Il Giappone, ove davvero decidesse di partire in grande stile assieme alla Cina in questo programma, gli potrebbe dare una forma nuova, una forma che potremmo definire, senza esagerare, ‘storica’ più avanzata e più consona alle economie evolute: sia per l’imponenza delle risorse che potrebbero essere messe in campo (molti trilioni di dollari, come abbiamo accennato!), sia per un nuovo e più avanzato carattere delle istituzioni che ne dovrebbero gestire l’implementazione.
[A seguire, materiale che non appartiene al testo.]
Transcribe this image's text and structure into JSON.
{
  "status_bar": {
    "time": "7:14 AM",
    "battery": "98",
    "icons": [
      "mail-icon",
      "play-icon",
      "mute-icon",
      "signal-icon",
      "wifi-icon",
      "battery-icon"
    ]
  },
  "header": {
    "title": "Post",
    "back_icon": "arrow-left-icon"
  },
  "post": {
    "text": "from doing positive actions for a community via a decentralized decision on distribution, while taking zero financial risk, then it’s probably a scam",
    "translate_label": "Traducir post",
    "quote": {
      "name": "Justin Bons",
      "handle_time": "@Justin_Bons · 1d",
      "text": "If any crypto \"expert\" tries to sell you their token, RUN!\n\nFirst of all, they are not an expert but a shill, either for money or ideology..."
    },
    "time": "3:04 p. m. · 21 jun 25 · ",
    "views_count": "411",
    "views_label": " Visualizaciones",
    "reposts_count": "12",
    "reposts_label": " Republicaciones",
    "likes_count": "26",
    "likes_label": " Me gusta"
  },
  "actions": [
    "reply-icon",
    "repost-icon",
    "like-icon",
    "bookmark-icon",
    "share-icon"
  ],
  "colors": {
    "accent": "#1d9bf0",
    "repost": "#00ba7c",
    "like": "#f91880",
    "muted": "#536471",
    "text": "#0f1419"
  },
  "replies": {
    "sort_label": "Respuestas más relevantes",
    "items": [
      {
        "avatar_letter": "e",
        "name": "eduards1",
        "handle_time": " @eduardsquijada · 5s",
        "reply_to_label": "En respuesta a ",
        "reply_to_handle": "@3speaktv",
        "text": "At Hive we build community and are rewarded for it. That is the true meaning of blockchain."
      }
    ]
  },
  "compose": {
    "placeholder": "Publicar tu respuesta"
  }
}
Sul tavolo imbandito di Xi Jinping e di Shinzo Abe a Pechino nel prossimo ottobre, se davvero il premier giapponese arrivasse in Cina, ci sarà tutto questo. Quando vedremo lo ‘shogun’ in Cina ricordiamocelo bene: quelle potrebbero davvero essere le fotografie e i video del primo atto concreto di una nuova ‘egemonia’ mondiale; potrebbe davvero prendere vita la ‘sfera di co-prosperità’ est-asiatica, seppure con modalità molto molto diverse da quelle immaginate e preparate dai militaristi nipponici del Novecento. Non dobbiamo infatti dimenticare che Cina e Giappone, che ora hanno intenzione, sembrerebbe, di cooperare, hanno anche una fortissima rivalità strategica. ‘Co-prosperità’ forse ma competitiva! Lo spettacolo, politico, per il 21° secolo sarebbe comunque assicurato! Sajonara!